DeepMind's Tacotron-2 Tensorflow implementation
MIT License
2.28k stars 905 forks source link

Fix synthesis when synthesis batch size > 1 #402

Closed TheButlah closed 5 years ago

TheButlah commented 5 years ago

tacotron/synthesizer.py breaks if you are using a synthesis batch size greater than 1. This is because np.clip() is called on a list of mel spectrograms, but it expected an array-like that it can convert to an ndarray. It can't do this, so it throws an error.

Making np.clip() applied to each individual mel spectrogram in the list prevents this issue.

TheButlah commented 5 years ago

Note that not having the ability to run with synthesis batch size > 1 means it will take eons to generate ground truth aligned spectrograms for training other models with. Let me know @Rayhane-mamah if you need any additional info from me to get this merged, I'm sure it will make a nice quality of life improvement for others!
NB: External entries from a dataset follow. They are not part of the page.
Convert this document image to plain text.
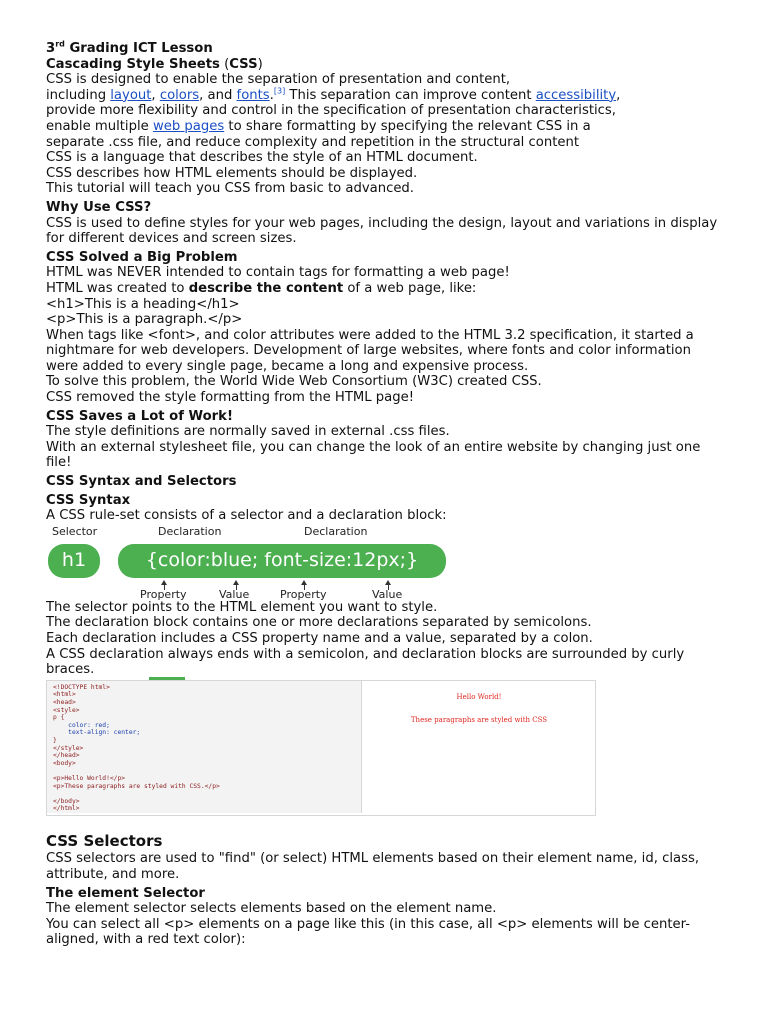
3rd Grading ICT Lesson

Cascading Style Sheets (CSS)

CSS is designed to enable the separation of presentation and content,

including layout, colors, and fonts.[3] This separation can improve content accessibility,

provide more flexibility and control in the specification of presentation characteristics,

enable multiple web pages to share formatting by specifying the relevant CSS in a

separate .css file, and reduce complexity and repetition in the structural content

CSS is a language that describes the style of an HTML document.

CSS describes how HTML elements should be displayed.

This tutorial will teach you CSS from basic to advanced.

Why Use CSS?

CSS is used to define styles for your web pages, including the design, layout and variations in display for different devices and screen sizes.

CSS Solved a Big Problem

HTML was NEVER intended to contain tags for formatting a web page!

HTML was created to describe the content of a web page, like:

<h1>This is a heading</h1>

<p>This is a paragraph.</p>

When tags like <font>, and color attributes were added to the HTML 3.2 specification, it started a nightmare for web developers. Development of large websites, where fonts and color information were added to every single page, became a long and expensive process.

To solve this problem, the World Wide Web Consortium (W3C) created CSS.

CSS removed the style formatting from the HTML page!

CSS Saves a Lot of Work!

The style definitions are normally saved in external .css files.

With an external stylesheet file, you can change the look of an entire website by changing just one file!

CSS Syntax and Selectors

CSS Syntax

A CSS rule-set consists of a selector and a declaration block:

Selector	Declaration	Declaration
h1	{color:blue; font-size:12px;}
Property	Value	Property	Value

The selector points to the HTML element you want to style.

The declaration block contains one or more declarations separated by semicolons.

Each declaration includes a CSS property name and a value, separated by a colon.

A CSS declaration always ends with a semicolon, and declaration blocks are surrounded by curly braces.

<!DOCTYPE html>
<html>
<head>
<style>
p {
color: red;
text-align: center;
}
</style>
</head>
<body>

<p>Hello World!</p>
<p>These paragraphs are styled with CSS.</p>

</body>
</html>

Hello World!

These paragraphs are styled with CSS

CSS Selectors

CSS selectors are used to "find" (or select) HTML elements based on their element name, id, class, attribute, and more.

The element Selector

The element selector selects elements based on the element name.

You can select all <p> elements on a page like this (in this case, all <p> elements will be center-aligned, with a red text color):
Rayhane-mamah commented 5 years ago

Not a good idea. The attention mechanism is location sensitive which means predictions will almost everytime be different from what they should be because of paddings

On Thu, 11 Jul 2019, 17:39 Ryan Butler, notifications@github.com wrote:

Note that not having the ability to run with synthesis batch size > 1 means it will take eons to generate ground truth aligned spectrograms for training other models with. Let me know if you need any additional info from me to get this merged, I'm sure it will make a nice quality of life improvement for others!
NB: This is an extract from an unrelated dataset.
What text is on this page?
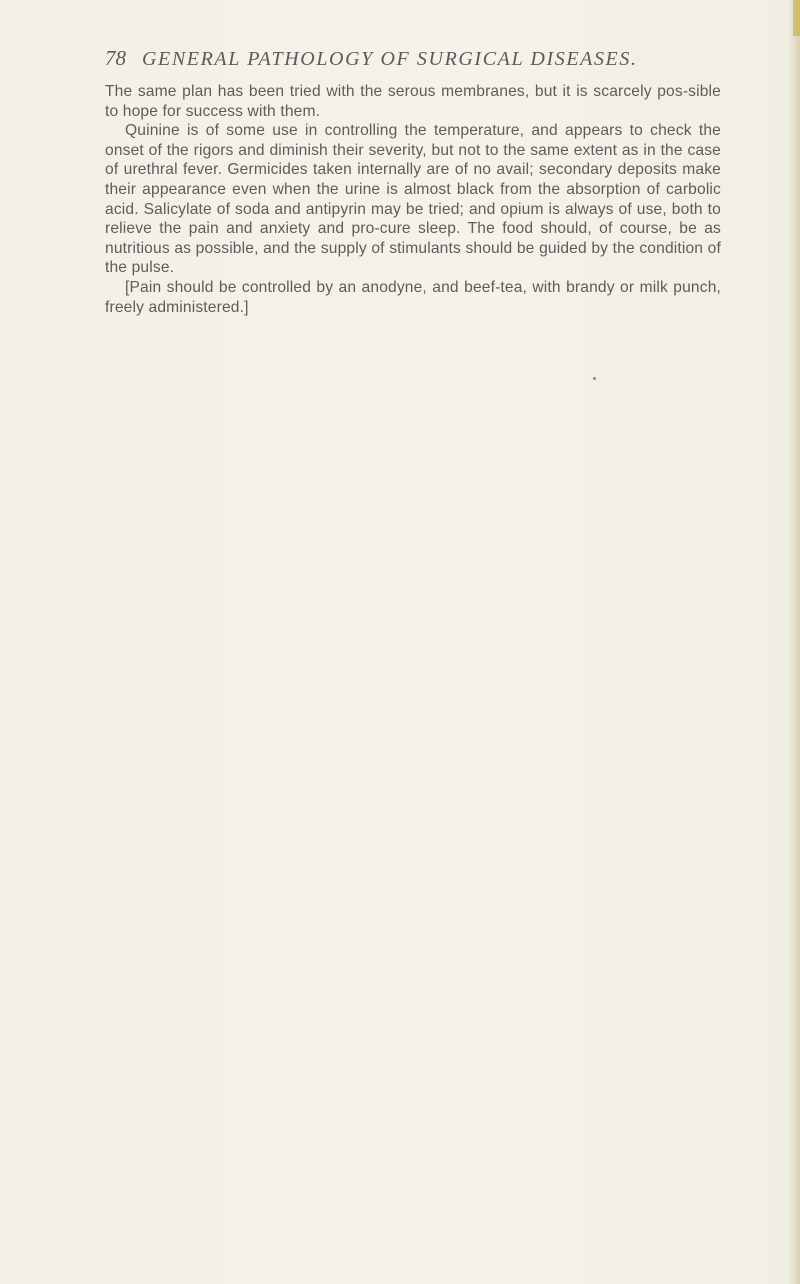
78 GENERAL PATHOLOGY OF SURGICAL DISEASES.

The same plan has been tried with the serous membranes, but it is scarcely pos-sible to hope for success with them.

Quinine is of some use in controlling the temperature, and appears to check the onset of the rigors and diminish their severity, but not to the same extent as in the case of urethral fever. Germicides taken internally are of no avail; secondary deposits make their appearance even when the urine is almost black from the absorption of carbolic acid. Salicylate of soda and antipyrin may be tried; and opium is always of use, both to relieve the pain and anxiety and pro-cure sleep. The food should, of course, be as nutritious as possible, and the supply of stimulants should be guided by the condition of the pulse.

[Pain should be controlled by an anodyne, and beef-tea, with brandy or milk punch, freely administered.]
— You are receiving this because you are subscribed to this thread. Reply to this email directly, view it on GitHub https://github.com/Rayhane-mamah/Tacotron-2/pull/402?email_source=notifications&email_token=AIIVFQDAGPGOW6C7ZR3UFQTP66SBXA5CNFSM4H4V2IN2YY3PNVWWK3TUL52HS4DFVREXG43VMVBW63LNMVXHJKTDN5WW2ZLOORPWSZGODZYB4HA#issuecomment-510664220, or mute the thread https://github.com/notifications/unsubscribe-auth/AIIVFQDNAHIMKCPGEYB5E43P66SBXANCNFSM4H4V2INQ .

TheButlah commented 5 years ago

This comes as a surprise to me, as usually neural network semantics make the network predictions independent of the batch size. Can you direct me to where in the code causes this?

Is there a way to get around that limitation through changing the implementation, or is it a fundamental issue with LSA?

If you can provide me a starting point or idea on how to fix this, I can try to update my patch

TheButlah commented 5 years ago

Also why then does hparams.py have the tacotron_synthesis_batch_size parameter, if its not possible to do synthesis with batch size greater than 1? If you have multiple GPUS (2 in my case) does that mean that its impossible to train because synthesis batch size must be 1? Sorry for the confusion, LSA and how exactly it works is still a little over my head.

BTW I trained with mask_encoder=True, and mask_decoder=False

TheButlah commented 5 years ago

Closing this pull request as no response has been made. I don't understand why my patch doesn't work but I'll take @fatchord's word on this.

Would be nice to explain for others in the future coming across this problem.